Рассказы о котятах
Чуча
Поначалу я не любила ее. Их было две маленьких сестрички – серо-беленькая Зюзя и черненькая, с белым галстучком и такими же белыми чешечками, Чуча. Первое Симочкино потомство. Она, кстати, оказалась, очень заботливой мамой, переживающей за каждый шаг своих котят, которые вдвоем, были ужасными непоседами. «Девчата» не бегали, а скорее, летали по комнате, не забывая проехаться коготками по моим ногам, если те оказывались на диване. Мы собирались сестричек отдать (у нас уже было две кошки Сима и ее мама), поэтому особо к ним привязываться было излишним. Но совсем оставаться равнодушной к их котеночному очарованию, конечно, было невозможно. Возьмешь такой тепленький комочек с лапками, прижмешь к груди, и вот оно счастье – и человеческое, и кисючее. Но на руки я брала только черненькую Чучу, к ней как-то лежала душа. А серо-белый чулочек как-то терялся рядом с элегантной и яркой красотой Чучи и обходился без моих нежностей. Зато сестринскую нежность они дарили друг другу постоянно и щедро. Подкрепились молочком, или маминым или из мисочки, побегали, поиграли, и – тихий час. Где их свалит сон не так важно, главное, что спать будут друг на дружке, делясь своим теплом.
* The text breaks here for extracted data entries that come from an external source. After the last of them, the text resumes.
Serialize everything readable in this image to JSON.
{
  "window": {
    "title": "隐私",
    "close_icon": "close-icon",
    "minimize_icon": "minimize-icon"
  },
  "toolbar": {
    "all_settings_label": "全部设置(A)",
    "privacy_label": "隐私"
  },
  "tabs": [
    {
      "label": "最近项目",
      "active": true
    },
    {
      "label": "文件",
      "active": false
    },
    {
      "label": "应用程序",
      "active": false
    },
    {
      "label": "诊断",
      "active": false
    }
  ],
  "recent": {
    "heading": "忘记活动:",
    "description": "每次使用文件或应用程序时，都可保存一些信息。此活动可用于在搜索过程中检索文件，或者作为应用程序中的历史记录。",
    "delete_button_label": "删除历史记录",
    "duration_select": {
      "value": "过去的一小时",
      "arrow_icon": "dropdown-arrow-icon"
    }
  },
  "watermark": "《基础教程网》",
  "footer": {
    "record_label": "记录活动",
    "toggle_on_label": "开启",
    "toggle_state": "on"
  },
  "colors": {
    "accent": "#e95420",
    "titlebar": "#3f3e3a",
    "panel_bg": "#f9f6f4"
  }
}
Увы, хозяев для котят найти не удалось. Пару раз относила их на рынок, в общий котеночный «детский сад», где они успели перегреться на солнце, получить стресс от незнакомой обстановки и набраться всяких бяк от «сокамерников». Вдобавок я угостила малышей некипяченым молоком. В общем, котята заболели. Когда я уезжала, а котята оставались на бабушкино попечение, была надежда что это пройдет само собой. Зюзя вычухалась, а Чучи не стало…
В следующий свой приезд, на бабушкином пороге, поздно вечером, я увидела взросленького котенка, который как две капли воды походил на Чучу. Такой же черненький и такие же беленькие чешечки, и усики тоже беленькие. Как напоминание из другого мира о той любви, что мы потеряли, иногда по своей вине, легкомысленно и жестоко.
Блюдце молока на дорожку (на этот раз кипяченого!) — и котенок ушел в ночь. Можно каяться, но не просить прощения. Простить нельзя, как невозможно исправить непоправимое. Не прощай меня, Чуча, не прощай.